Un autre ancien camarade, Éric, rêvait d’une carrière au hockey avant de devoir abandonner ce chemin et recommencer au bas de l’échelle dans le secteur minier. « À l’époque, le prix de l’or était très bas et ça ne semblait pas très prometteur. Puis les circonstances ont changé complètement », souligne l’auteur.
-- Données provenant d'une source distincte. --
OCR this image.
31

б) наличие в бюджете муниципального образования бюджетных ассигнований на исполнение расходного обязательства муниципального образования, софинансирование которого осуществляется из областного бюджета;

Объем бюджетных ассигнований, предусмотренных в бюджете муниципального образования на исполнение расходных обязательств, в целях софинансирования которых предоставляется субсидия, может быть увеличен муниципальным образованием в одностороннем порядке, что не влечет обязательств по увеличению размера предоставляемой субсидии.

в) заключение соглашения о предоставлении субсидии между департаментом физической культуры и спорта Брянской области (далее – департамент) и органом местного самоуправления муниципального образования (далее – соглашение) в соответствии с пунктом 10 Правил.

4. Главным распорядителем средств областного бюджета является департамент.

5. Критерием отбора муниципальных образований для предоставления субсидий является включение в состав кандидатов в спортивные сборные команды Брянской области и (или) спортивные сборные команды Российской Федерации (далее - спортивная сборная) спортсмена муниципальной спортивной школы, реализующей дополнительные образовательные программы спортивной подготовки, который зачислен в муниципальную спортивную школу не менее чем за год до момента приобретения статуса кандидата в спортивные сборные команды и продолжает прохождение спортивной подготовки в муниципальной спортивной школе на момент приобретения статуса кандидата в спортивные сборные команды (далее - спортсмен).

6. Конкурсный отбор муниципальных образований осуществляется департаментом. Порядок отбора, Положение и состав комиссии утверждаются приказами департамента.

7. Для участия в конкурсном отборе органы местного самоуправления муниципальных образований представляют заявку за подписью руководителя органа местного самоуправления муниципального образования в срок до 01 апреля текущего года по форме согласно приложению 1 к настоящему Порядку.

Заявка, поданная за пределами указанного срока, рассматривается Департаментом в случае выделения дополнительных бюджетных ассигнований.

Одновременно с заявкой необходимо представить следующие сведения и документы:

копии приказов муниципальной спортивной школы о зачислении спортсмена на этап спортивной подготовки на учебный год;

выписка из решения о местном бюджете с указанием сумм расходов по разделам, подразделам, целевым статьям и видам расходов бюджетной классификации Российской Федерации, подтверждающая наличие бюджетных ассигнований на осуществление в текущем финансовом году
Le livre aborde également des thèmes plus difficiles, notamment l’alcoolisme et les conséquences de certains choix de vie.

Couverture Val-d'Or en 6e année | Olivier Ballou

Couverture officielle de Val-d’Or en 6e année (Photo : Gracieuseté)

Une mémoire reconstruite par le dessin

Avec Val-d’Or en 6e année, Olivier Ballou poursuit son travail en bande dessinée documentaire. Pour lui, ce médium permet de donner vie à des souvenirs qui seraient autrement impossibles à représenter.

« Le dessin rend toutes sortes de choses possibles », confie-t-il. Lors des entrevues avec ses anciens collègues de classe, mais aussi avec des proches, des parents ou d’anciennes conjointes, l’auteur cherchait constamment des détails précis : le modèle d’une voiture, l’apparence d’un lieu, la disposition d’une pièce. « Je peux ensuite retourner voir sur Google Maps, consulter des photos, essayer de reconstruire les lieux le plus fidèlement possible. »

Même si certaines scènes reposent nécessairement sur l’interprétation artistique, M. Ballou estime que la bande dessinée crée une forme de réalisme émotionnel. « Le lecteur comprend que c’est une représentation stylisée, mais en même temps, ça peut être très immersif et percutant », dit-il.

Le regard de l’exilé

Installé aujourd’hui à Washington, D.C., Olivier Ballou observe désormais sa ville natale avec une certaine distance. Pourtant, plus les années passent, plus Val-d’Or occupe une place centrale dans son travail. « J’ai quitté Val-d’Or à 16 ans, mais depuis quelques années, je deviens presque obsédé par l’histoire de cet endroit et des gens qui y vivent », confie-t-il en riant.

Val-d’Or en 6e année constitue d’ailleurs son troisième ouvrage consacré à la région. Il affirme avoir rencontré davantage de gens de Val-d’Or depuis son départ qu’à l’époque où il y habitait.

Son prochain projet poursuivra d’ailleurs cette exploration de la mémoire collective. L’auteur souhaite cette fois se pencher sur la culture adolescente de Val-d’Or dans les années 1990 — une époque qu’il décrit comme marquée par des lieux de rassemblement bien précis, mais aussi par des réalités plus sombres comme les suicides et l’isolement. « Moi, j’étais complètement isolé quand j’étais jeune. J’ai l’impression d’avoir manqué une partie de cette vie-là. Peut-être que ce prochain livre sera une façon de la réimaginer », avance-t-il.

Le lancement officiel aura lieu le 2 juin, lors d’un 5 à 7 à la Bibliothèque municipale de Val-d’Or. L’auteur sera également présent lors du Salon du livre en Abitibi-Témiscamingue.